Die Hansestadt werde den Grundschutz der Menschen sicherstellen, verspricht hingegen die Verwaltung. Doch das ist nach Auffassung des Stadtfeuerwehrverbandes zu wenig. Grundschutz heiße, dass eine Person aus einer brennenden Wohnung im ersten Stock in einer bestimmten Zeit herausgeholt werde, sagt Stadtbrandmeister Radtke. In der Innenstadt rücke die Feuerwehr bei Bränden stets mit mehr Einsatzfahrzeugen aus. Bei Großschadenslagen wie den Bränden bei Remondis oder dem Recyclinghof in Herrenwyk, bei Starkregen oder der Evakuierung von Altenheimen reiche der Grundschutz nicht aus, so Radtke. Die Feuerwehren wollen die Politiker mit ihrem Brandbrief dafür sensibilisieren. „Wir haben ein ungutes Gefühl“, sagte Heidi Menorca für die CDU im Ausschuss für Sicherheit und Ordnung.

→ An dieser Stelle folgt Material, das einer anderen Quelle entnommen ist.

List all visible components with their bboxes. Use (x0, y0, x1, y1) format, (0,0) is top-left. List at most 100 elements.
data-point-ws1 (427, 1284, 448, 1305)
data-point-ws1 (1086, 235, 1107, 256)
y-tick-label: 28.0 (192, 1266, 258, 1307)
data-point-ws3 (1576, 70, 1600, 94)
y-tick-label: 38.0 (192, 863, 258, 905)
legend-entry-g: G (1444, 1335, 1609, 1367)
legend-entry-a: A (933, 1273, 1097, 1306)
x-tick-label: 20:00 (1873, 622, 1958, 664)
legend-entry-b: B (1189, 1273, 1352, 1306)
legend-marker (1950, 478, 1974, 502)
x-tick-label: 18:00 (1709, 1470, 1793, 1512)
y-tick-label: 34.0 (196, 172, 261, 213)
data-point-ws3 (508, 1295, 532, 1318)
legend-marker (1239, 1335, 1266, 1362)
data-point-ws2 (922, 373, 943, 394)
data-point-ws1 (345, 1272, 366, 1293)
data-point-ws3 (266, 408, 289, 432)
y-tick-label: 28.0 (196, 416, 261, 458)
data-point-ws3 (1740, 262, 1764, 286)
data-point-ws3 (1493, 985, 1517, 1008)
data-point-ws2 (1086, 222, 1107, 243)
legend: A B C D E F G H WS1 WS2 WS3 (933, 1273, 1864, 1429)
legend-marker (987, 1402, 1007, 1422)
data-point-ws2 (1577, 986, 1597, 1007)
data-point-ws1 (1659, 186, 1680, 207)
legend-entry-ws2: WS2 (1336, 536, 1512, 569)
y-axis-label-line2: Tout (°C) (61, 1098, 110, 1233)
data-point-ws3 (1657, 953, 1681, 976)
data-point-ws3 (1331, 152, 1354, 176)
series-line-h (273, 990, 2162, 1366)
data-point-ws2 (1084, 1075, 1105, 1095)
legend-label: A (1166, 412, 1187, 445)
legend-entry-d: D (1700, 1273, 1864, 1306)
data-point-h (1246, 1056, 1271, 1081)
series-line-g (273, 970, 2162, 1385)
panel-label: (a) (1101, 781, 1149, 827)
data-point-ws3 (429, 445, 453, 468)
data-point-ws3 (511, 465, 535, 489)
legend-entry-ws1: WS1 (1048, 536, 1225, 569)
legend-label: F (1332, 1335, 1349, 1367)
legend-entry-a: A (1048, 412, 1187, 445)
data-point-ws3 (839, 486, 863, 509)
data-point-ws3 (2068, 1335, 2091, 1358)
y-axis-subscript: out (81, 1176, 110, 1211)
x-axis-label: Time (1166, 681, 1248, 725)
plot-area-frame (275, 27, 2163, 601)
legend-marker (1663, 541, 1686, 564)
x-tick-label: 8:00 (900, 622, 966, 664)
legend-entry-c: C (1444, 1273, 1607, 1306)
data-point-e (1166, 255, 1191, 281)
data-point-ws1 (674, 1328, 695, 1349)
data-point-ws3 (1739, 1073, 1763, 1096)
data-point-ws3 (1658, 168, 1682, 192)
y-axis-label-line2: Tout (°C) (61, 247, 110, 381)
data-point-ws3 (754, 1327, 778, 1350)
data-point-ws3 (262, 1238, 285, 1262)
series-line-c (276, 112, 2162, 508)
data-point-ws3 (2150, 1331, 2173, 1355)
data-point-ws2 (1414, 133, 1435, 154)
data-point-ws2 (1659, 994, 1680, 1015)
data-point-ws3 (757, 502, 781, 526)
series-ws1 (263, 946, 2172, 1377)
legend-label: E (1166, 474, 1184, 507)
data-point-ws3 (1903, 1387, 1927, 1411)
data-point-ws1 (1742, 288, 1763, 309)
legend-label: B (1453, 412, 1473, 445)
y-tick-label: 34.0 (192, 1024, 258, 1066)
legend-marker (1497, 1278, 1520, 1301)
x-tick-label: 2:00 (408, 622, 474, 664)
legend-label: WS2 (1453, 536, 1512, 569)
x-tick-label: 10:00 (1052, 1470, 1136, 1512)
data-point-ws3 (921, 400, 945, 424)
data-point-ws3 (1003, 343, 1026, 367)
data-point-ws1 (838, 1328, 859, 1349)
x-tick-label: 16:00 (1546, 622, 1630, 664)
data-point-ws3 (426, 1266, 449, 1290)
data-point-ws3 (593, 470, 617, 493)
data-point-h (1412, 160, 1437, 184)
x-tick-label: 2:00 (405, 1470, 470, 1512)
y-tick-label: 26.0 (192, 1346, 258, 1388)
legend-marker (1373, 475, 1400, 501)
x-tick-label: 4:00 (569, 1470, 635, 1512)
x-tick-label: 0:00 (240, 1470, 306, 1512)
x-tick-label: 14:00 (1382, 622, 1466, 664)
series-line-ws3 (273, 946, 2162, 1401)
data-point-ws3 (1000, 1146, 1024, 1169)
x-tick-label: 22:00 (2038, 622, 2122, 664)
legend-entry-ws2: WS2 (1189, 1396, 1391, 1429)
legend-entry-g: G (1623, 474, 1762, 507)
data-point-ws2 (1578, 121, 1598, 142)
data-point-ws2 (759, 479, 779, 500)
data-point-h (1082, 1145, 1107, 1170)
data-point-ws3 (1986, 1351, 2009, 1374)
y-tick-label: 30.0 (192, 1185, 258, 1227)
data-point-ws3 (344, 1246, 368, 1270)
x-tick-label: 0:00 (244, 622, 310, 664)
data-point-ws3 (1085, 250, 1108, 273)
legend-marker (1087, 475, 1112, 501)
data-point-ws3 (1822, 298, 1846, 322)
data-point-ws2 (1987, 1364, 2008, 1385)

„Wann ist unsere Feuerwehr nicht mehr voll einsatzfähig?“, fragte Rolf Müller (FDP).

Ziel des Brandbriefes sei, dass Verwaltung und Politiker eine langfristige Investitionsplanung über 30 Jahre verabschieden. Radtke: „Die Motivation der ehrenamtlichen Einsatzkräfte wird zurückgehen, wenn im praktischen Ausbildungsdienst und bei Einsätzen weniger Fahrzeuge zur Verfügung stehen.“

Feuerwehr in Zahlen
23 Freiwillige Feuerwehren gibt es in Lübeck, dazu 14 Jugendwehren. 2014 rückten laut Stadtfeuerwehrverband 801 Helfer zu insgesamt 843 Einsätzen aus. Die Berufsfeuerwehr verfügt über vier Wachen und hat 320 Retter (Stand 2012).